Ik had haar naam onthouden van de keer ervoor. & Ondanks dat we nog een paar uur met elkaar hadden doorgeouwehoerd, had zij dat niet met die van mij gedaan. Maar ik kwam toen van m’n werk af & was nog redelijk nuchter, terwijl zij juist de hele middag met haar collega’s op m’n werkplek had aangezeten.

Dus bij de 2e ontmoeting heb ik een wedstrijdje met ‘r afgesproken: degene die als 1e de naam van de ander bij weerzien zou uitspreken had gewonnen. Hoewel deze afspraak in vergelijkbare omstandigheden als voorgaande ontmoeting (ik aan ‘t werk & zij aan ‘t bier) werd gemaakt, kon ik me later helaas niet meer herinneren of we er ook nog iets om hadden verwed. De afspraak stond echter & ik wist zo goed als zeker dat ik zou winnen, want haar manier van lachen leek exact op die van een vriendin die ik al vele jaren ken & die dezelfde naam draagt.

Ze kwam vanmiddag binnen (we zwaaiden even naar elkaar) & ik wist me weliswaar haar naam te herinneren, maar was de afspraak over de wedstrijd vergeten (pas later werd dat gememoreerd door haar vriendin). Ik vroeg nog wel of ze m’n naam nog wist. ‘Ja hoor. Jij bent Ton.’ Waarna ze er ‘t zwijgen toedeed.
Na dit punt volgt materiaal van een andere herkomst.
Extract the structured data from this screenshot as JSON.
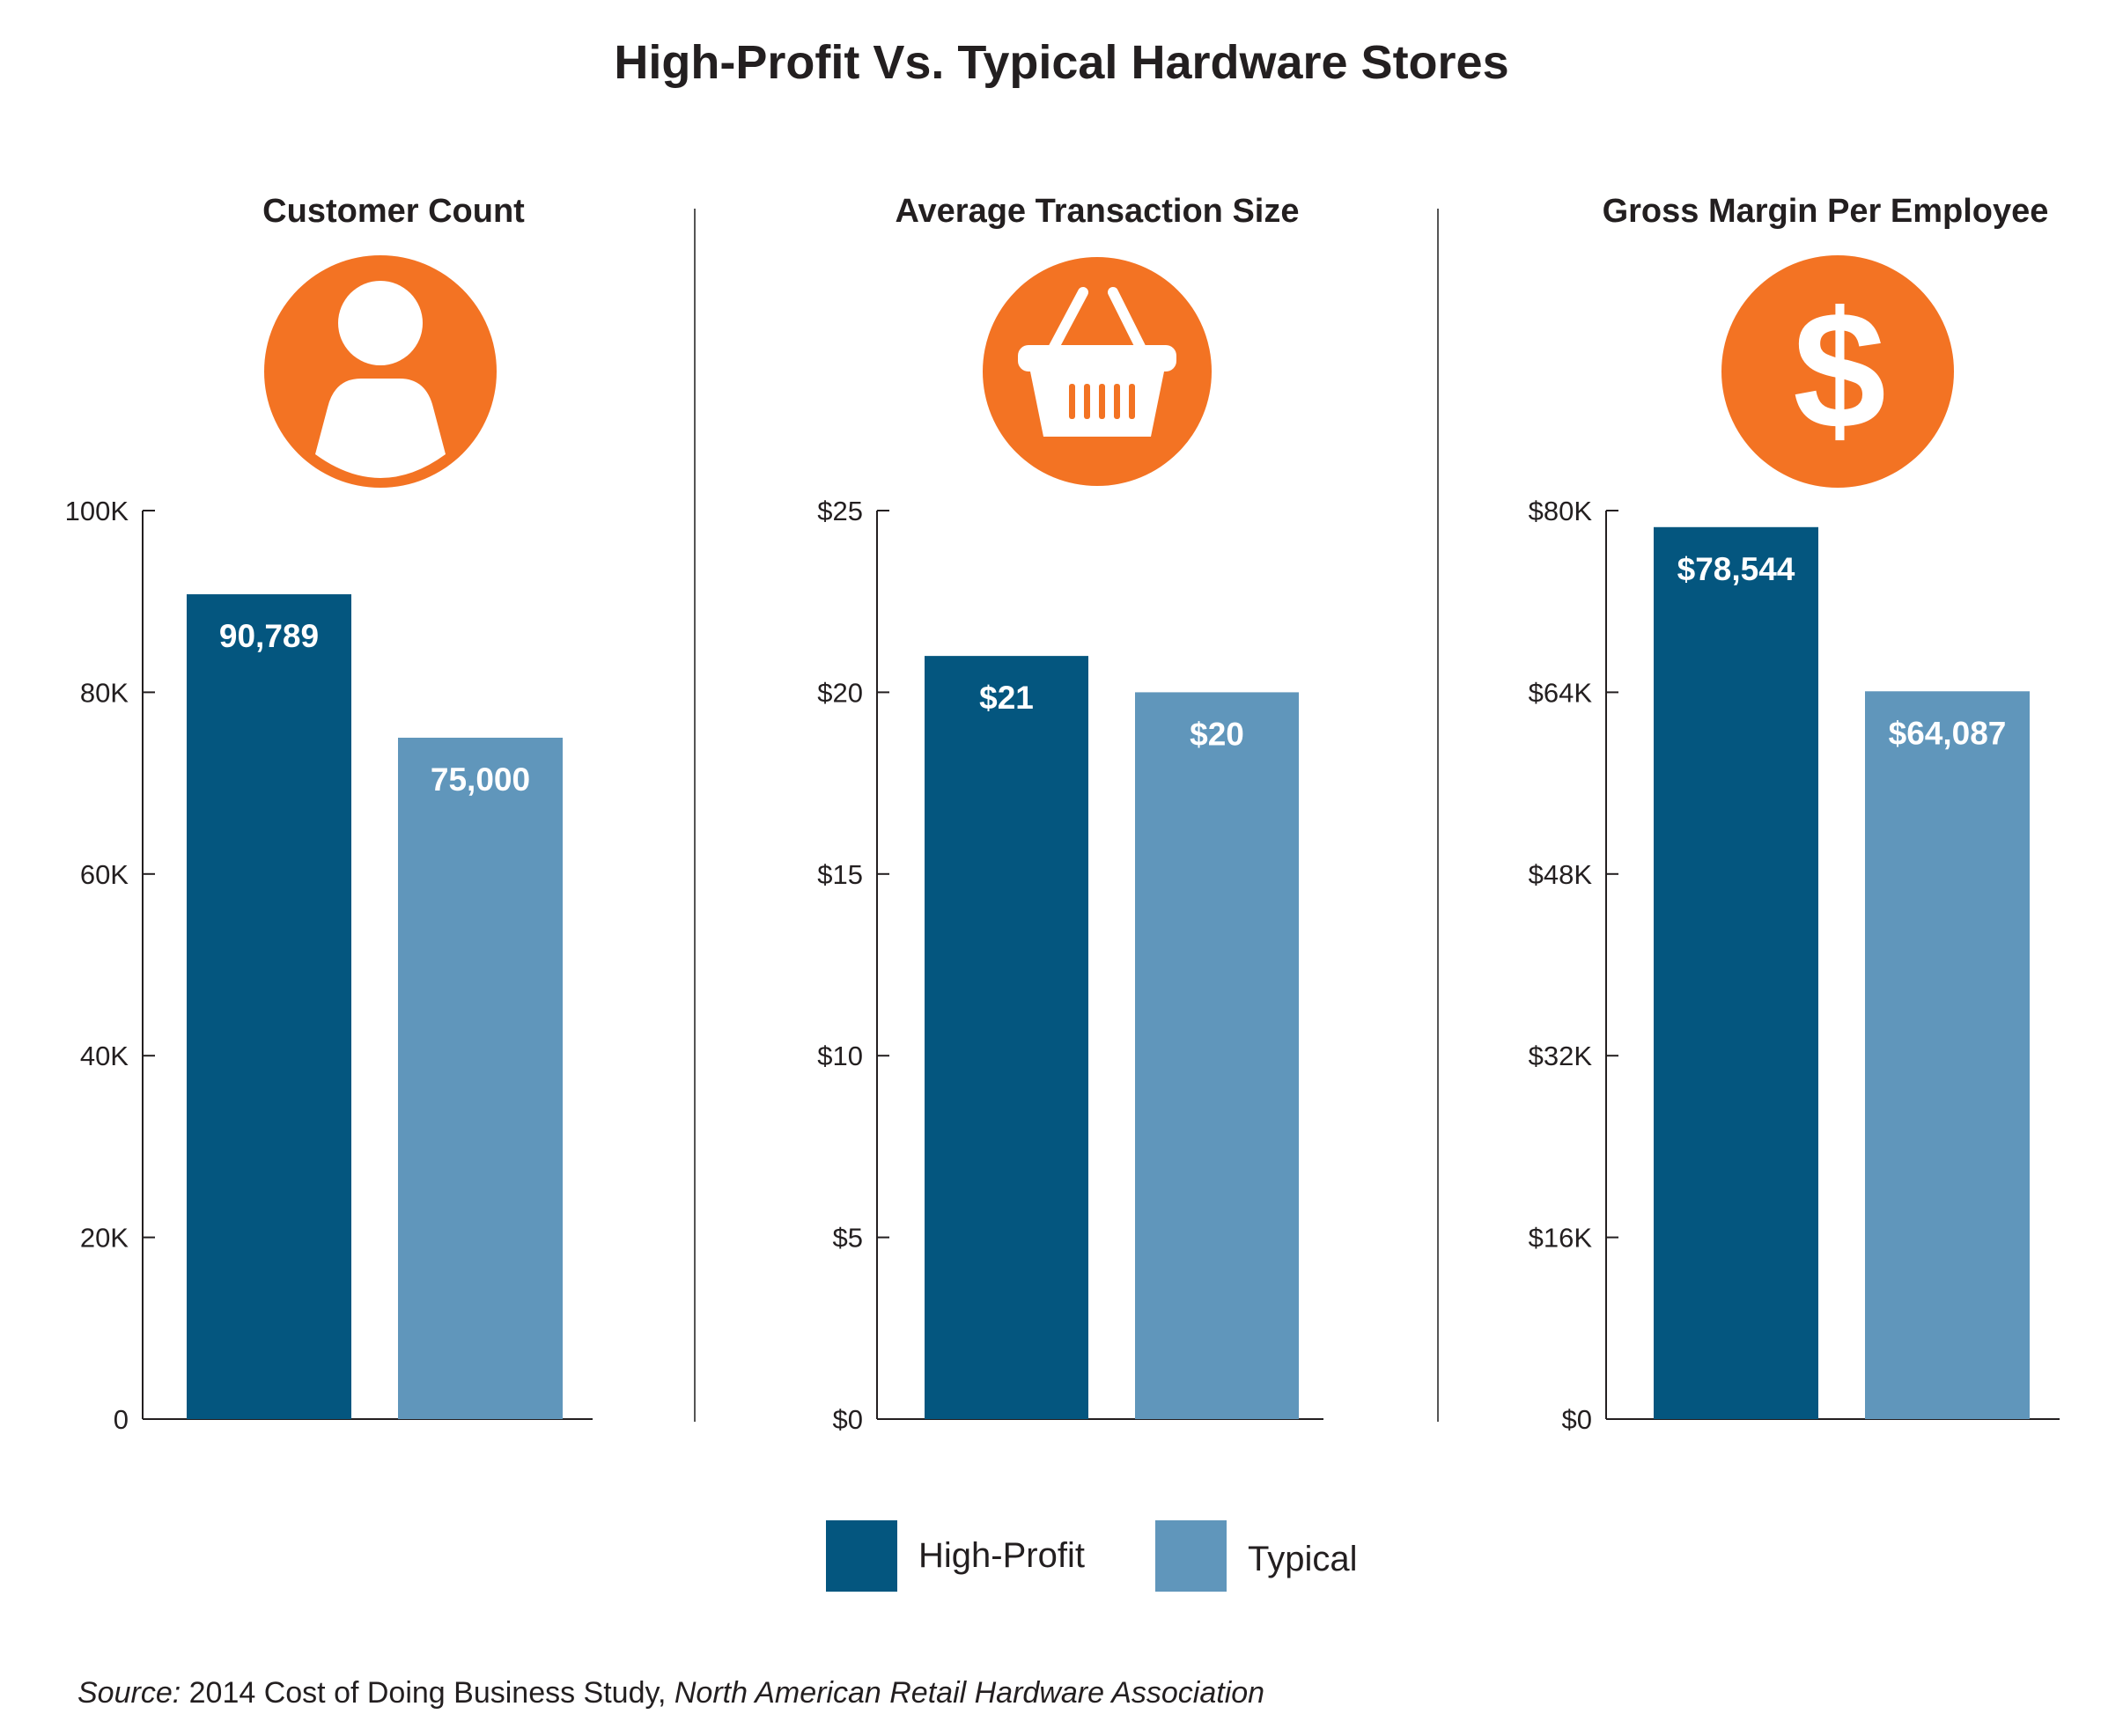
{
  "title": "High-Profit Vs. Typical Hardware Stores",
  "colors": {
    "high_profit": "#04567f",
    "typical": "#6096bb",
    "icon": "#f37323",
    "axis": "#231f20"
  },
  "legend": [
    {
      "key": "high_profit",
      "label": "High-Profit"
    },
    {
      "key": "typical",
      "label": "Typical"
    }
  ],
  "source": {
    "prefix": "Source:",
    "text": " 2014 Cost of Doing Business Study, ",
    "organization": "North American Retail Hardware Association"
  },
  "chart_data": [
    {
      "type": "bar",
      "title": "Customer Count",
      "icon": "person-icon",
      "categories": [
        "High-Profit",
        "Typical"
      ],
      "values": [
        90789,
        75000
      ],
      "value_labels": [
        "90,789",
        "75,000"
      ],
      "ylim": [
        0,
        100000
      ],
      "yticks": [
        0,
        20000,
        40000,
        60000,
        80000,
        100000
      ],
      "ytick_labels": [
        "0",
        "20K",
        "40K",
        "60K",
        "80K",
        "100K"
      ]
    },
    {
      "type": "bar",
      "title": "Average Transaction Size",
      "icon": "shopping-basket-icon",
      "categories": [
        "High-Profit",
        "Typical"
      ],
      "values": [
        21,
        20
      ],
      "value_labels": [
        "$21",
        "$20"
      ],
      "ylim": [
        0,
        25
      ],
      "yticks": [
        0,
        5,
        10,
        15,
        20,
        25
      ],
      "ytick_labels": [
        "$0",
        "$5",
        "$10",
        "$15",
        "$20",
        "$25"
      ]
    },
    {
      "type": "bar",
      "title": "Gross Margin Per Employee",
      "icon": "dollar-sign-icon",
      "categories": [
        "High-Profit",
        "Typical"
      ],
      "values": [
        78544,
        64087
      ],
      "value_labels": [
        "$78,544",
        "$64,087"
      ],
      "ylim": [
        0,
        80000
      ],
      "yticks": [
        0,
        16000,
        32000,
        48000,
        64000,
        80000
      ],
      "ytick_labels": [
        "$0",
        "$16K",
        "$32K",
        "$48K",
        "$64K",
        "$80K"
      ]
    }
  ]
}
Pas op ‘t moment dat zij aan de beurt was om haar rondje bier te bestellen, kwam de bekentenis.
‘Weet je dat je een dubbelganger hebt? Ik zat in een café & zwaaide naar een jongen die er precies zo uitzag als jij & hij zwaaide terug. Toen heb ik gebaard dat-ie er bij moest komen zitten. Ik moest ff zeker weten of-ie Ton was, dus heb ‘m dat gevraagd, waarop hij met ‘ja’ antwoordde. Een tijd lang met ‘m zitten praten in de veronderstelling dat jij ‘t was. Hij dronk alleen geen bier & dat vond ik wel een beetje vreemd. Op een gegeven moment heb ik ‘m dus gevraagd of-ie echt wel Ton heette. Hij vertelde uiteindelijk dat Bernard of iets dergelijks z’n naam was, maar dat-ie dat niet had willen vertellen, want dan had-ie dat gesprek niet met me kunnen hebben.’
‘Dus als ik je de volgende keer tegenkom, gebaar je ook naar mij & dan zit ik de hele avond met je te kletsen,’ interpreteerde ik ‘t voorgaande hoopvol.
‘Nee, want dan vertrouw ik je natuurlijk niet.’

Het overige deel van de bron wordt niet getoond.